Before embarking on an assessment of physical climate risk, financial actors must choose a data set on which to base their analyses. The choice of data depends on the type of risk and the variables to be analysed. “Study of a specific site calls for local observations that reduce statistical bias because they correspond well to reality. But local observations do not have good spatial coverage,” Peter Tankov says.

For a regional climate study, re-analysis may be more appropriate “Re-analysis involves running climate models over a historical period, using all observations as model constraints. It provides an accurate representation of reality, especially in regions and periods well covered by the data. It also has a wide and uniform spatial and temporal coverage,” explains Peter Tankov. Nevertheless, the use of historical data is based on the assumption that the climate is does not change over time scales relevant to the study. Yet it is clear that the climate cannot be considered to be stationary, as shown by changes that are harmful for the planet, such as melting ice, rising ocean temperatures or the increase in the frequency of heat waves. Indeed, climate non-stationarity may be due to natural variability occurring over a period of 5 to 10 years or to climate change whose effects are visible in the longer term, over a period of 20 to 30 years. Consequently financial actors have to use climate projections obtained with future climate scenarios generated by a model, which itself is conditioned by specific hypotheses about economic activity.

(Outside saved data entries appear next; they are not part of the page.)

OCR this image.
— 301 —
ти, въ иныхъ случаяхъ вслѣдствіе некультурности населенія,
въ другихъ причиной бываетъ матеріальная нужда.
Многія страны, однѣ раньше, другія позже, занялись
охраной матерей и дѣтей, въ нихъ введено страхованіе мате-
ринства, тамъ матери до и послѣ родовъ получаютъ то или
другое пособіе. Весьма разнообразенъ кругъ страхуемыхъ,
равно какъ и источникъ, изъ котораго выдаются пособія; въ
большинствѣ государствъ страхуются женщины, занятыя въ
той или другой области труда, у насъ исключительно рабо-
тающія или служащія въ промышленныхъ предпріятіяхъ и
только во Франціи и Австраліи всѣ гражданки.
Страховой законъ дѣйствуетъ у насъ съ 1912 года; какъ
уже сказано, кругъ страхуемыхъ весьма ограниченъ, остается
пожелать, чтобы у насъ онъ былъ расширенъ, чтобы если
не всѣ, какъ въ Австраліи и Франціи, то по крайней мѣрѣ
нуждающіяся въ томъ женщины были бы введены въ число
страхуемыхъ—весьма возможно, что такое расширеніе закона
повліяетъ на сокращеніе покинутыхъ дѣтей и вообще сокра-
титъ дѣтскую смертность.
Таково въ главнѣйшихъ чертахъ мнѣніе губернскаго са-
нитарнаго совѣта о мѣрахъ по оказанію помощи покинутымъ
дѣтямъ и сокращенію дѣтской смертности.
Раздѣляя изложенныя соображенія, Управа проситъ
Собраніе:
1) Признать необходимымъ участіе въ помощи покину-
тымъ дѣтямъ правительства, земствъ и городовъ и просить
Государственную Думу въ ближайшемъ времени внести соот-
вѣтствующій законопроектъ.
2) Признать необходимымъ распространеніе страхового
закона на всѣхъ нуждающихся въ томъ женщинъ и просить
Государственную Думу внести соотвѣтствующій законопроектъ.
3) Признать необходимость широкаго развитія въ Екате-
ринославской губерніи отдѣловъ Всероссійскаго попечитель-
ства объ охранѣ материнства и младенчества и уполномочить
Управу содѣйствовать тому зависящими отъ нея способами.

“These hypotheses are formulated on the basis of economic reasoning, but the feedback from the climate system to the economic system is not modelled. In contrast, integrated assessment models (IAMs) aim to jointly describe the evolution of the climate system and the economic system. Unfortunately, most IAMs to date are not realistic enough to be used in physical risk analysis,” says Peter Tankov.


Another difficulty lies in the many biases found in climate data. These are not uniform: some variables such as rainfall are more sensitive to measurement and model errors than others, such as the average temperature. The biases are more pronounced at finer scales and in the tails of the distribution. Internal climate variability and uncertainty between models are preponderant in the short term, while factors such as the level of greenhouse gas emissions will predominate in the longer term. “It is therefore important, in impact studies based on climate data, to take into account data errors, using multimodel ensembles and different socio-economic scenarios,” Peter Tankov explains.